Baseava-se na convicção, implícita ou explícita, de que o princípio da matemática é o mesmo princípio creador da mística.
Afirmar semelhante verdade perante inexperientes é merecer o título de louco ou utópico. E, no entanto, Einstein e Grandhi partiam do mesmo princípio matemático-metafísico. Ambos afirmam que pelo “puro raciocínio”, como Einstein chama a INTUIÇÃO, pode o homem descobrir toda e qualquer lei do cosmo; sem nenhum recurso à empiria dos sentidos nem à análise mental.
E que outra coisa é o satyagraha de Gandhy? Durante mais de meio século viveu aferrado ao princípio da Verdade, que identifica com Deus, a despeito de todo o ceticismo de seus conterrâneos; manteve-se inabalavelmente fiel ao “apego à Verdade” (satyagraha). Acreditava mais na força do espírito que no espírito da força; mais na alma que nas armas. E por isto fez preceder o satyagraha pelo ahimsa (não violência). Exigia de si e de seus companheiros absoluta e incondicional desistência de qualquer forma de violência, ahimsa integral – abandono de violência física (matança e ferimento), de violência verbal (insultos), de violência mental-emocional (ódio). Onde há violência não há Verdade e, como a Verdade é o único poder real, Gandhy exigia 0% de violência, a fim de conseguir 100% de Verdade.

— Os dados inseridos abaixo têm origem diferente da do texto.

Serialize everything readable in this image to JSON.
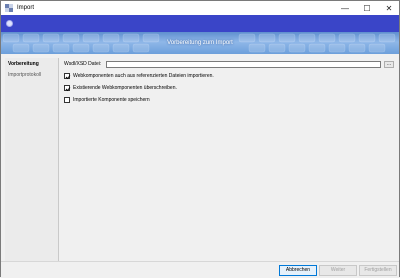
{
  "window": {
    "title": "Import",
    "minimize_glyph": "—",
    "maximize_glyph": "☐",
    "close_glyph": "✕"
  },
  "banner": {
    "title": "Vorbereitung zum Import"
  },
  "sidebar": {
    "items": [
      {
        "label": "Vorbereitung",
        "active": true
      },
      {
        "label": "Importprotokoll",
        "active": false
      }
    ]
  },
  "form": {
    "wsdl_label": "Wsdl/XSD Datei:",
    "wsdl_value": "",
    "browse_label": "...",
    "options": [
      {
        "label": "Webkomponenten auch aus referenzierten Dateien importieren.",
        "checked": true
      },
      {
        "label": "Existierende Webkomponenten überschreiben.",
        "checked": true
      },
      {
        "label": "Importierte Komponente speichern",
        "checked": false
      }
    ]
  },
  "footer": {
    "cancel_label": "Abbrechen",
    "next_label": "Weiter",
    "finish_label": "Fertigstellen"
  },
  "colors": {
    "blue_bar": "#3a45c8",
    "banner_light": "#8fb7e8",
    "banner_dark": "#5f8fcf"
  },
  "icons": [
    "app-import-icon",
    "minimize-icon",
    "maximize-icon",
    "close-icon",
    "back-circle-icon",
    "checkmark-icon"
  ]
}
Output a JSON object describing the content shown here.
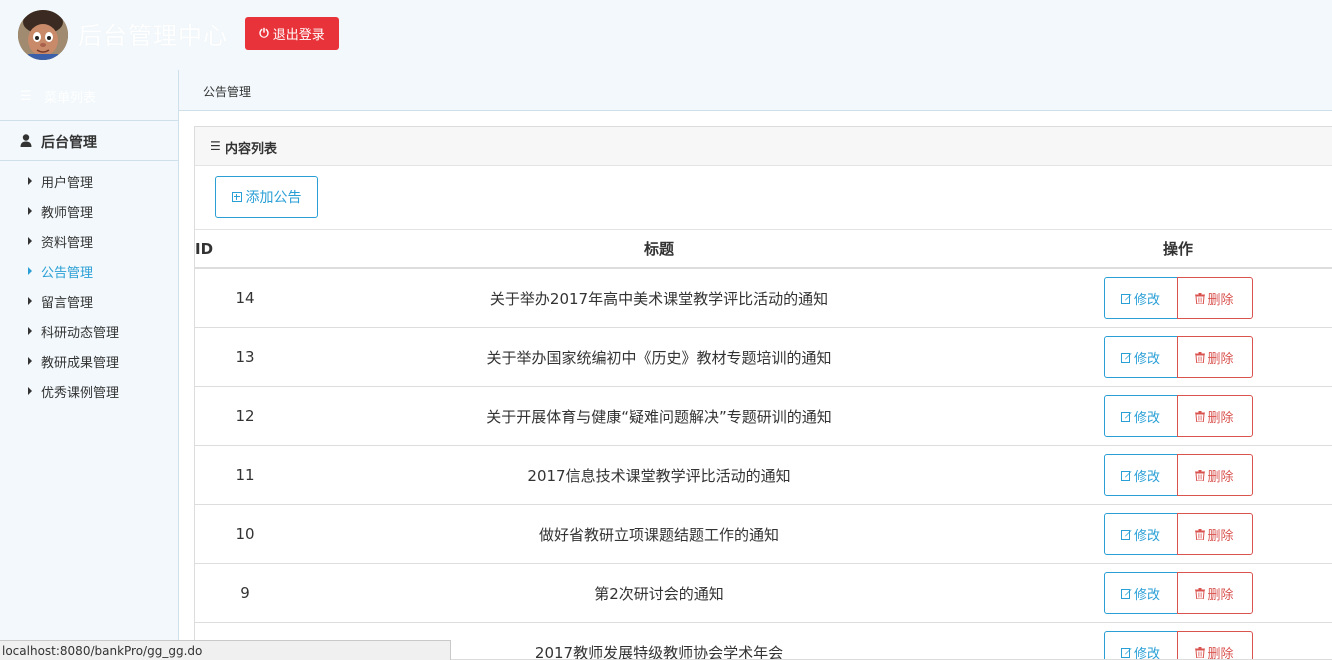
{
  "header": {
    "app_title": "后台管理中心",
    "logout_label": "退出登录",
    "avatar_icon": "cartoon-avatar-icon"
  },
  "sidebar": {
    "menu_list_label": "菜单列表",
    "group_label": "后台管理",
    "items": [
      {
        "label": "用户管理",
        "active": false
      },
      {
        "label": "教师管理",
        "active": false
      },
      {
        "label": "资料管理",
        "active": false
      },
      {
        "label": "公告管理",
        "active": true
      },
      {
        "label": "留言管理",
        "active": false
      },
      {
        "label": " 科研动态管理",
        "active": false
      },
      {
        "label": "教研成果管理",
        "active": false
      },
      {
        "label": "优秀课例管理",
        "active": false
      }
    ]
  },
  "breadcrumb": {
    "current": "公告管理"
  },
  "panel": {
    "title": "内容列表",
    "add_label": "添加公告",
    "columns": {
      "id": "ID",
      "title": "标题",
      "ops": "操作"
    },
    "edit_label": "修改",
    "delete_label": "删除",
    "rows": [
      {
        "id": "14",
        "title": "关于举办2017年高中美术课堂教学评比活动的通知"
      },
      {
        "id": "13",
        "title": "关于举办国家统编初中《历史》教材专题培训的通知"
      },
      {
        "id": "12",
        "title": "关于开展体育与健康“疑难问题解决”专题研训的通知"
      },
      {
        "id": "11",
        "title": "2017信息技术课堂教学评比活动的通知"
      },
      {
        "id": "10",
        "title": "做好省教研立项课题结题工作的通知"
      },
      {
        "id": "9",
        "title": "第2次研讨会的通知"
      },
      {
        "id": "",
        "title": "2017教师发展特级教师协会学术年会"
      }
    ]
  },
  "statusbar": {
    "url": "localhost:8080/bankPro/gg_gg.do"
  },
  "colors": {
    "accent": "#2a9fd6",
    "danger": "#d9534f",
    "logout_bg": "#e8333a",
    "page_bg": "#f2f8fb"
  }
}
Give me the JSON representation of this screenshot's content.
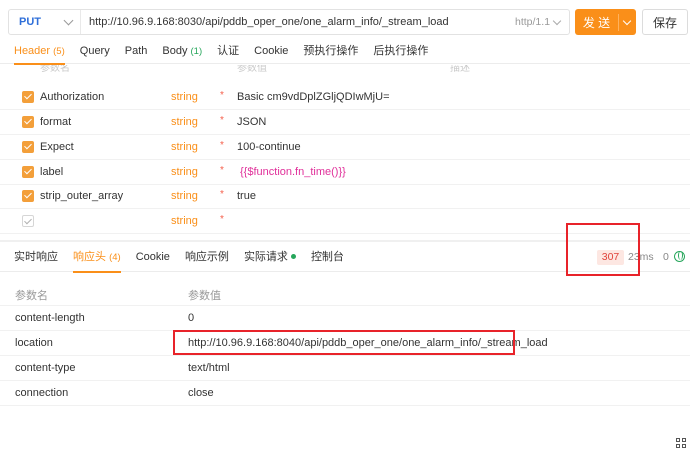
{
  "url_bar": {
    "method": "PUT",
    "url": "http://10.96.9.168:8030/api/pddb_oper_one/one_alarm_info/_stream_load",
    "protocol": "http/1.1",
    "send_label": "发 送",
    "save_label": "保存"
  },
  "request_tabs": [
    {
      "label": "Header",
      "count": "(5)",
      "count_color": "orange",
      "active": true
    },
    {
      "label": "Query",
      "count": "",
      "active": false
    },
    {
      "label": "Path",
      "count": "",
      "active": false
    },
    {
      "label": "Body",
      "count": "(1)",
      "count_color": "green",
      "active": false
    },
    {
      "label": "认证",
      "count": "",
      "active": false
    },
    {
      "label": "Cookie",
      "count": "",
      "active": false
    },
    {
      "label": "预执行操作",
      "count": "",
      "active": false
    },
    {
      "label": "后执行操作",
      "count": "",
      "active": false
    }
  ],
  "header_columns_faded": [
    "参数名",
    "参数值",
    "描述"
  ],
  "header_rows": [
    {
      "checked": true,
      "key": "Authorization",
      "type": "string",
      "required": "*",
      "value": "Basic cm9vdDplZGljQDIwMjU="
    },
    {
      "checked": true,
      "key": "format",
      "type": "string",
      "required": "*",
      "value": "JSON"
    },
    {
      "checked": true,
      "key": "Expect",
      "type": "string",
      "required": "*",
      "value": "100-continue"
    },
    {
      "checked": true,
      "key": "label",
      "type": "string",
      "required": "*",
      "value": "{{$function.fn_time()}}"
    },
    {
      "checked": true,
      "key": "strip_outer_array",
      "type": "string",
      "required": "*",
      "value": "true"
    },
    {
      "checked": false,
      "key": "",
      "type": "string",
      "required": "*",
      "value": ""
    }
  ],
  "response_tabs": [
    {
      "label": "实时响应",
      "count": "",
      "active": false
    },
    {
      "label": "响应头",
      "count": "(4)",
      "active": true
    },
    {
      "label": "Cookie",
      "count": "",
      "active": false
    },
    {
      "label": "响应示例",
      "count": "",
      "active": false
    },
    {
      "label": "实际请求",
      "count": "",
      "dot": true,
      "active": false
    },
    {
      "label": "控制台",
      "count": "",
      "active": false
    }
  ],
  "status": {
    "code": "307",
    "time": "23ms",
    "size": "0"
  },
  "response_headers": {
    "col_name": "参数名",
    "col_value": "参数值",
    "rows": [
      {
        "name": "content-length",
        "value": "0"
      },
      {
        "name": "location",
        "value": "http://10.96.9.168:8040/api/pddb_oper_one/one_alarm_info/_stream_load"
      },
      {
        "name": "content-type",
        "value": "text/html"
      },
      {
        "name": "connection",
        "value": "close"
      }
    ]
  },
  "colors": {
    "accent": "#fa8f19",
    "method": "#2f6fd9",
    "highlight_box": "#e8232a",
    "status_text": "#e0433a",
    "function_value": "#e0309a"
  },
  "icons": {
    "send_dropdown": "chevron-down-icon",
    "method_dropdown": "chevron-down-icon",
    "network": "globe-icon",
    "bottom_right": "grid-icon"
  }
}
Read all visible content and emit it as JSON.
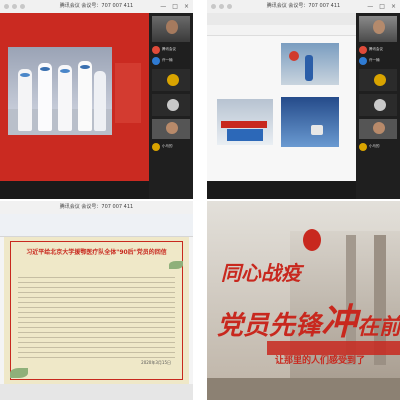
{
  "meeting": {
    "title": "腾讯会议 会议号：707 007 411",
    "win_controls": [
      "—",
      "□",
      "×"
    ]
  },
  "tile1": {
    "participants": [
      "腾讯会议",
      "许一楠",
      "",
      "",
      "小马的"
    ]
  },
  "tile2": {
    "participants": [
      "腾讯会议",
      "许一楠",
      "",
      "",
      "小马的"
    ]
  },
  "tile3": {
    "doc_title": "习近平给北京大学援鄂医疗队全体\"90后\"党员的回信",
    "doc_date": "2020年3月15日"
  },
  "tile4": {
    "line1": "同心战疫",
    "line2a": "党员先锋",
    "line2b": "冲",
    "line2c": "在前",
    "sub": "让那里的人们感受到了"
  },
  "colors": {
    "brand_red": "#c8281e",
    "avatar_gold": "#d9a400"
  }
}
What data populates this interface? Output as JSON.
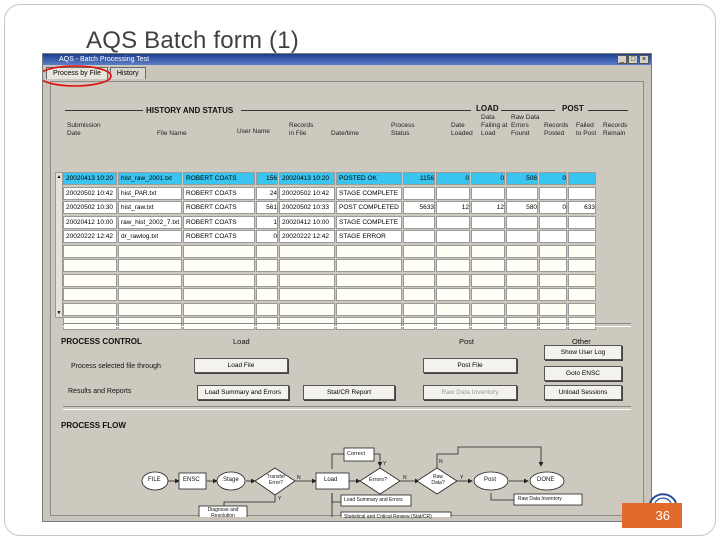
{
  "slide": {
    "title": "AQS Batch form (1)",
    "page_number": "36"
  },
  "window": {
    "title": "AQS - Batch Processing Test"
  },
  "tabs": [
    {
      "label": "Process by File"
    },
    {
      "label": "History"
    }
  ],
  "history": {
    "heading": "HISTORY AND STATUS",
    "load_heading": "LOAD",
    "post_heading": "POST",
    "columns": {
      "submission_date": "Submission Date",
      "file_name": "File Name",
      "user_name": "User Name",
      "records_in_file": "Records in File",
      "date_time": "Date/time",
      "process_status": "Process Status",
      "date_loaded": "Date Loaded",
      "data_failing_load": "Data Failing at Load",
      "raw_data_errors": "Raw Data Errors Found",
      "records_posted": "Records Posted",
      "failed_to_post": "Failed to Post",
      "records_remain": "Records Remain"
    },
    "rows": [
      {
        "date": "20020413 10:20",
        "file": "hist_raw_2001.txt",
        "user": "ROBERT COATS",
        "recs": "156",
        "dt": "20020413 10:20",
        "status": "POSTED OK",
        "loaded": "1156",
        "fail": "0",
        "err": "0",
        "posted": "508",
        "notposted": "0",
        "remain": ""
      },
      {
        "date": "20020502 10:42",
        "file": "hist_PAR.txt",
        "user": "ROBERT COATS",
        "recs": "24",
        "dt": "20020502 10:42",
        "status": "STAGE COMPLETE",
        "loaded": "",
        "fail": "",
        "err": "",
        "posted": "",
        "notposted": "",
        "remain": ""
      },
      {
        "date": "20020502 10:30",
        "file": "hist_raw.txt",
        "user": "ROBERT COATS",
        "recs": "561",
        "dt": "20020502 10:33",
        "status": "POST COMPLETED",
        "loaded": "5633",
        "fail": "12",
        "err": "12",
        "posted": "580",
        "notposted": "0",
        "remain": "633"
      },
      {
        "date": "20020412 10:00",
        "file": "raw_hist_2002_7.txt",
        "user": "ROBERT COATS",
        "recs": "1",
        "dt": "20020412 10:00",
        "status": "STAGE COMPLETE",
        "loaded": "",
        "fail": "",
        "err": "",
        "posted": "",
        "notposted": "",
        "remain": ""
      },
      {
        "date": "20020222 12:42",
        "file": "dr_rawlog.txt",
        "user": "ROBERT COATS",
        "recs": "0",
        "dt": "20020222 12:42",
        "status": "STAGE ERROR",
        "loaded": "",
        "fail": "",
        "err": "",
        "posted": "",
        "notposted": "",
        "remain": ""
      }
    ]
  },
  "process_control": {
    "heading": "PROCESS CONTROL",
    "load_heading": "Load",
    "post_heading": "Post",
    "other_heading": "Other",
    "row1_label": "Process selected file through",
    "row2_label": "Results and Reports",
    "buttons": {
      "load_file": "Load File",
      "post_file": "Post File",
      "show_user_log": "Show User Log",
      "goto_ensc": "Goto ENSC",
      "load_summary": "Load Summary and Errors",
      "stat_cr_report": "Stat/CR Report",
      "raw_data_inventory": "Raw Data Inventory",
      "unload_sessions": "Unload Sessions"
    }
  },
  "process_flow": {
    "heading": "PROCESS FLOW",
    "nodes": {
      "file": "FILE",
      "ensc": "ENSC",
      "stage": "Stage",
      "transfer_error": "Transfer Error?",
      "load": "Load",
      "errors": "Errors?",
      "raw_data": "Raw Data?",
      "post": "Post",
      "done": "DONE",
      "correct": "Correct",
      "diagnose": "Diagnose and Resolution",
      "load_summary": "Load Summary and Errors",
      "stat_review": "Statistical and Critical Review (Stat/CR)",
      "raw_inventory": "Raw Data Inventory"
    },
    "edge_labels": {
      "yes": "Y",
      "no": "N"
    }
  }
}
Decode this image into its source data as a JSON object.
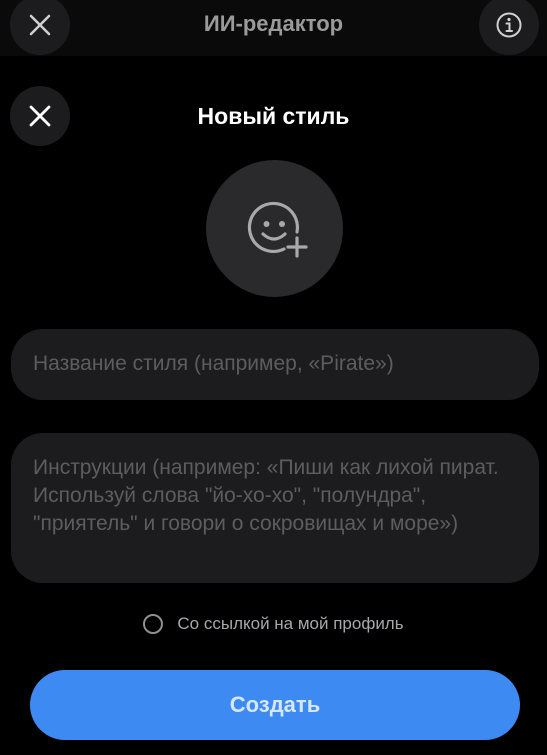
{
  "app": {
    "title": "ИИ-редактор"
  },
  "top_bar": {
    "close_icon": "close-icon",
    "info_icon": "info-icon"
  },
  "sheet": {
    "title": "Новый стиль",
    "close_icon": "close-icon"
  },
  "avatar": {
    "icon": "add-emoji-icon"
  },
  "form": {
    "name_placeholder": "Название стиля (например, «Pirate»)",
    "instructions_placeholder": "Инструкции (например: «Пиши как лихой пират. Используй слова \"йо-хо-хо\", \"полундра\", \"приятель\" и говори о сокровищах и море»)",
    "link_profile_label": "Со ссылкой на мой профиль"
  },
  "actions": {
    "create_label": "Создать"
  },
  "colors": {
    "background": "#000000",
    "field": "#1c1c1e",
    "accent": "#3d8bf2"
  }
}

Com esta arma secreta libertou ele o seu país de 150 anos de jugo estrangeiro. Talvez pela primeira e única vez na história da humanidade, um fator puramente espiritual produziu tamanho efeito material. Os profanos sabem que causa material produz efeito material. Os místicos sabem que causa espiritual produz efeito espiritual – mas quem está convencido de que uma causa espiritual produz efeito material?...
Que o grande místico, lá na longínqua Índia dos iogues, tenha professado esse princípio creador da intuição metafísica-mística, o mundo perdoará facilmente a um visionário oriental como Mahatma Gandhi – mas que esse princípio abstrato seja proclamado por um cientista ocidental como Albert Einstein – quem poderia aceitar?
Tenho diante de mim três livros, dois deles da autoria do próprio Einstein, e alguns escritos sobre o grande matemático. Os dois livros de Einstein são Mein Weltbild (Como vejo o mundo) e Aus Meinem Spaeten Jahren (Dos meus últimos anos).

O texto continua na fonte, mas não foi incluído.